The Right Stuff

Posted in books, reviews at 10:00 pm by danvk

The Right StuffI found this review of Tom Wolfe’s The Right Stuff from the start of this summer. It’s interesting for me to read this, because my attitudes toward manned space travel have evidently changed dramatically in the past six months. More on that in the review of my next book.

I finished reading Tom Wolfe’s The Right Stuff this afternoon, and I was completely blown away. I may very well be a sucker for anything space-related (I did read every book on it at the local library), but this book was different. It made me feel as though every other book I’d read on the space program was an historical artifact, something that reflected the opinions and attitudes of its time towards the space program.
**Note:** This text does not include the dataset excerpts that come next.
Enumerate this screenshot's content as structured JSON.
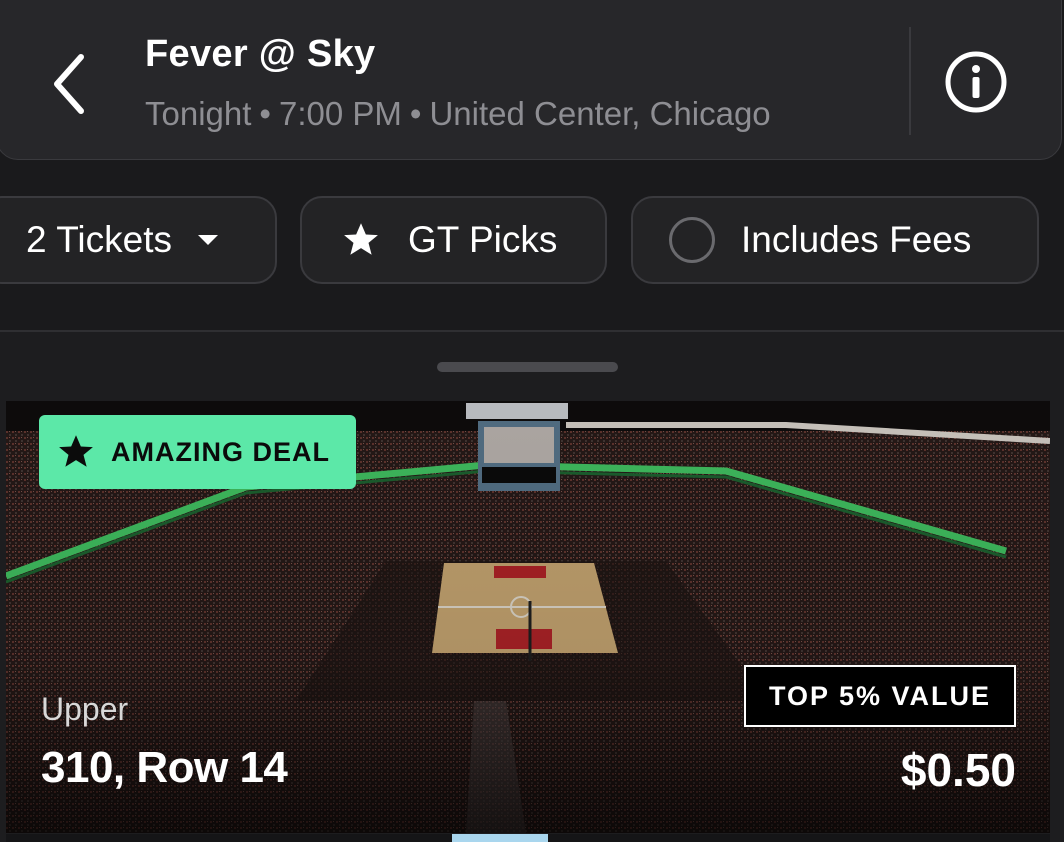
{
  "header": {
    "title": "Fever @ Sky",
    "subtitle": {
      "when": "Tonight",
      "time": "7:00 PM",
      "venue": "United Center, Chicago",
      "separator": "•"
    },
    "back_icon": "chevron-left-icon",
    "info_icon": "info-icon"
  },
  "filters": {
    "tickets_label": "2 Tickets",
    "picks_label": "GT Picks",
    "fees_label": "Includes Fees",
    "fees_checked": false
  },
  "listing": {
    "badge": "AMAZING DEAL",
    "value_badge": "TOP 5% VALUE",
    "level": "Upper",
    "seat": "310, Row 14",
    "price": "$0.50",
    "image": "arena-photo"
  },
  "colors": {
    "background": "#1a1a1c",
    "card": "#27272a",
    "deal_badge": "#5ce8a8",
    "text_muted": "#8e8e93"
  }
}
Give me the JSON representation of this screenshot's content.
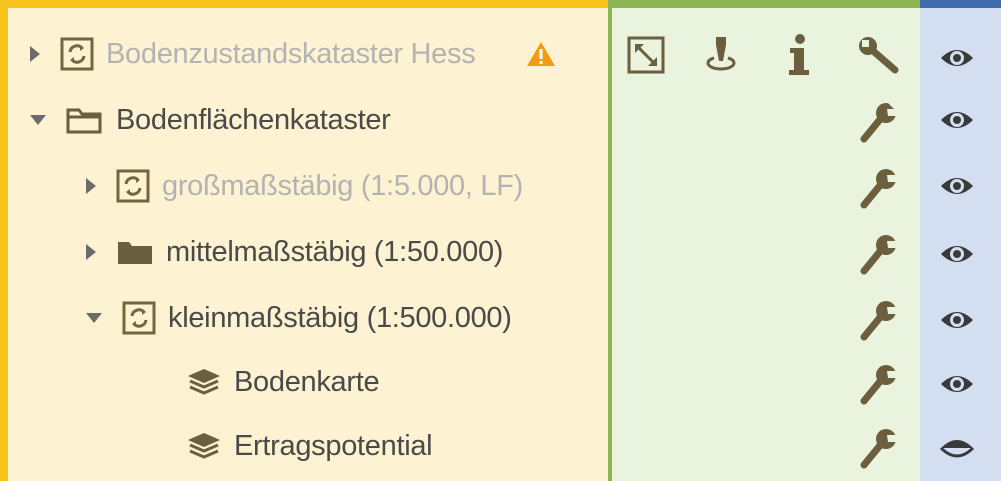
{
  "tree": {
    "items": [
      {
        "label": "Bodenzustandskataster Hess",
        "state": "collapsed",
        "icon": "refresh-layer-icon",
        "dimmed": true,
        "warning": "warning-icon"
      },
      {
        "label": "Bodenflächenkataster",
        "state": "expanded",
        "icon": "folder-open-icon",
        "dimmed": false
      },
      {
        "label": "großmaßstäbig (1:5.000, LF)",
        "state": "collapsed",
        "icon": "refresh-layer-icon",
        "dimmed": true
      },
      {
        "label": "mittelmaßstäbig (1:50.000)",
        "state": "collapsed",
        "icon": "folder-closed-icon",
        "dimmed": false
      },
      {
        "label": "kleinmaßstäbig (1:500.000)",
        "state": "expanded",
        "icon": "refresh-layer-icon",
        "dimmed": false
      },
      {
        "label": "Bodenkarte",
        "state": "leaf",
        "icon": "layers-icon",
        "dimmed": false
      },
      {
        "label": "Ertragspotential",
        "state": "leaf",
        "icon": "layers-icon",
        "dimmed": false
      }
    ]
  },
  "tools": {
    "header_icons": [
      "zoom-extent-icon",
      "location-pin-icon",
      "info-icon",
      "wrench-icon"
    ],
    "row_icon": "wrench-icon"
  },
  "visibility": {
    "icons": [
      "eye-icon",
      "eye-icon",
      "eye-icon",
      "eye-icon",
      "eye-icon",
      "eye-icon",
      "eye-half-icon"
    ]
  },
  "colors": {
    "tree_panel_bg": "#fdf2d1",
    "tree_panel_border": "#f6c21c",
    "tools_panel_bg": "#eaf3de",
    "tools_panel_border": "#8db553",
    "vis_panel_bg": "#d3dff0",
    "vis_panel_border": "#3f6bab",
    "icon_color": "#75663e",
    "warning": "#f39c12"
  }
}
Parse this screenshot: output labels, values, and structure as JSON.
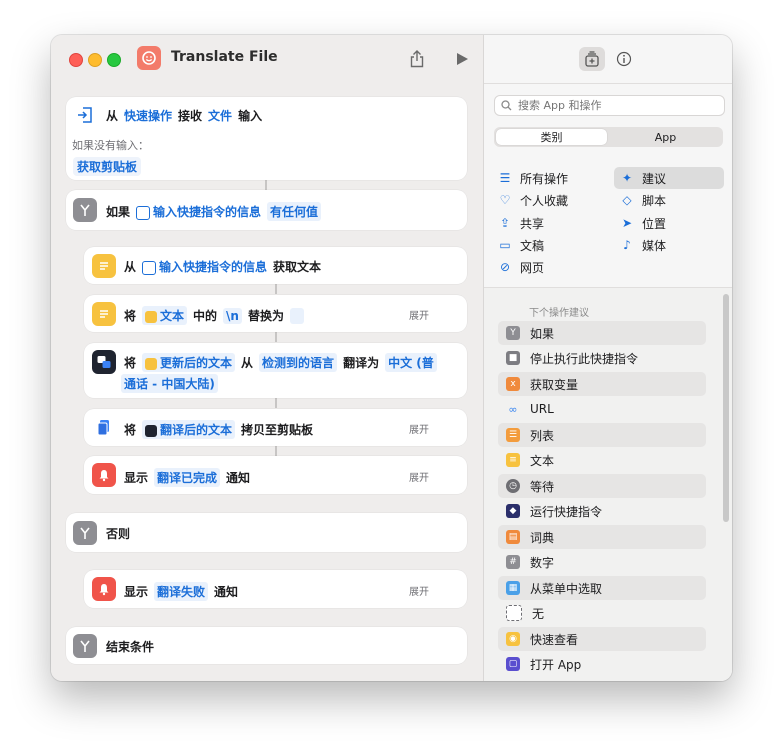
{
  "window": {
    "title": "Translate File"
  },
  "workflow": {
    "receive": {
      "from": "从",
      "source": "快速操作",
      "receive": "接收",
      "type": "文件",
      "input": "输入",
      "no_input_label": "如果没有输入：",
      "fallback": "获取剪贴板"
    },
    "if_block": {
      "kw": "如果",
      "var": "输入快捷指令的信息",
      "cond": "有任何值"
    },
    "get_text": {
      "from": "从",
      "var": "输入快捷指令的信息",
      "action": "获取文本"
    },
    "replace": {
      "kw": "将",
      "var": "文本",
      "in": "中的",
      "pattern": "\\n",
      "action": "替换为",
      "expand": "展开"
    },
    "translate": {
      "kw": "将",
      "var": "更新后的文本",
      "from": "从",
      "detect": "检测到的语言",
      "to_kw": "翻译为",
      "lang_line1": "中文 (普",
      "lang_line2": "通话 - 中国大陆)"
    },
    "copy": {
      "kw": "将",
      "var": "翻译后的文本",
      "action": "拷贝至剪贴板",
      "expand": "展开"
    },
    "notify_ok": {
      "kw": "显示",
      "msg": "翻译已完成",
      "action": "通知",
      "expand": "展开"
    },
    "otherwise": "否则",
    "notify_fail": {
      "kw": "显示",
      "msg": "翻译失败",
      "action": "通知",
      "expand": "展开"
    },
    "end_if": "结束条件"
  },
  "sidebar": {
    "search_placeholder": "搜索 App 和操作",
    "segments": [
      "类别",
      "App"
    ],
    "categories": [
      {
        "label": "所有操作",
        "icon": "list-icon"
      },
      {
        "label": "建议",
        "icon": "sparkle-icon",
        "selected": true
      },
      {
        "label": "个人收藏",
        "icon": "heart-icon"
      },
      {
        "label": "脚本",
        "icon": "script-icon"
      },
      {
        "label": "共享",
        "icon": "share-icon"
      },
      {
        "label": "位置",
        "icon": "location-icon"
      },
      {
        "label": "文稿",
        "icon": "document-icon"
      },
      {
        "label": "媒体",
        "icon": "music-note-icon"
      },
      {
        "label": "网页",
        "icon": "compass-icon"
      }
    ],
    "suggestions_title": "下个操作建议",
    "suggestions": [
      {
        "label": "如果",
        "color": "#8e8e93"
      },
      {
        "label": "停止执行此快捷指令",
        "color": "#7d7d82"
      },
      {
        "label": "获取变量",
        "color": "#f08a3c"
      },
      {
        "label": "URL",
        "color": "#3a86f0"
      },
      {
        "label": "列表",
        "color": "#f39c3d"
      },
      {
        "label": "文本",
        "color": "#f7c23f"
      },
      {
        "label": "等待",
        "color": "#6e6e73"
      },
      {
        "label": "运行快捷指令",
        "color": "#2b2f6b"
      },
      {
        "label": "词典",
        "color": "#f08a3c"
      },
      {
        "label": "数字",
        "color": "#8e8e93"
      },
      {
        "label": "从菜单中选取",
        "color": "#4aa0e8"
      },
      {
        "label": "无",
        "color": "#ffffff"
      },
      {
        "label": "快速查看",
        "color": "#f7c23f"
      },
      {
        "label": "打开 App",
        "color": "#5a4fcf"
      }
    ]
  },
  "colors": {
    "accent": "#1b6ed8",
    "window_bg": "#efedec"
  }
}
But Tom Wolfe was cutting right to the quick. He was exposing the rest of the press for what they were.. the “Victorian gent,” as he likes to call them, throwing the astronauts softballs in order to portray them as national heroes.

The really shocking things that came out of this book is just how easily the whole space program could have been different, and just how much power the media had over it all. It wasn’t clear at all in 1959/1960 whether the Mercury program was the place to be. The test pilots weren’t sure if the space program was just a path to glory, or a complete dead end. The X-15 program looked much more promising at first. But what really shifted things was the first three successful Mercury flights.. Shepherd, Grissom, Glenn. When the press turned the astronauts into national heros, there was no backing down from this route to space exploration. And the X-20 program, which would have sent piloted craft into orbit, was scratched. Scratched to the point that I’d never even HEARD of it.

The bits of the book where he talked about the chimps were absolutely fantastic. A very Tom Wolfe tone.

I wished that the book had continued past the Mercury program. It would have been completely appropriate for it to go until the end of the Apollo program, when the infamous budget cuts came around. I would have loved to hear Tom Wolfe’s take on that part of the whole space story. A little followup on what happened to the characters, too. I checked them all out on Wikipedia… most satisfying: Deke Slayton finally got to fly in space in 1975, Pete Conrad walked on the moon (Apollo 12), and so did Alan Shepherd (Apollo 14).

I’ve had about as much Tom Wolfe as I can take for at least the next month, but I’d love to read something else by him in the future.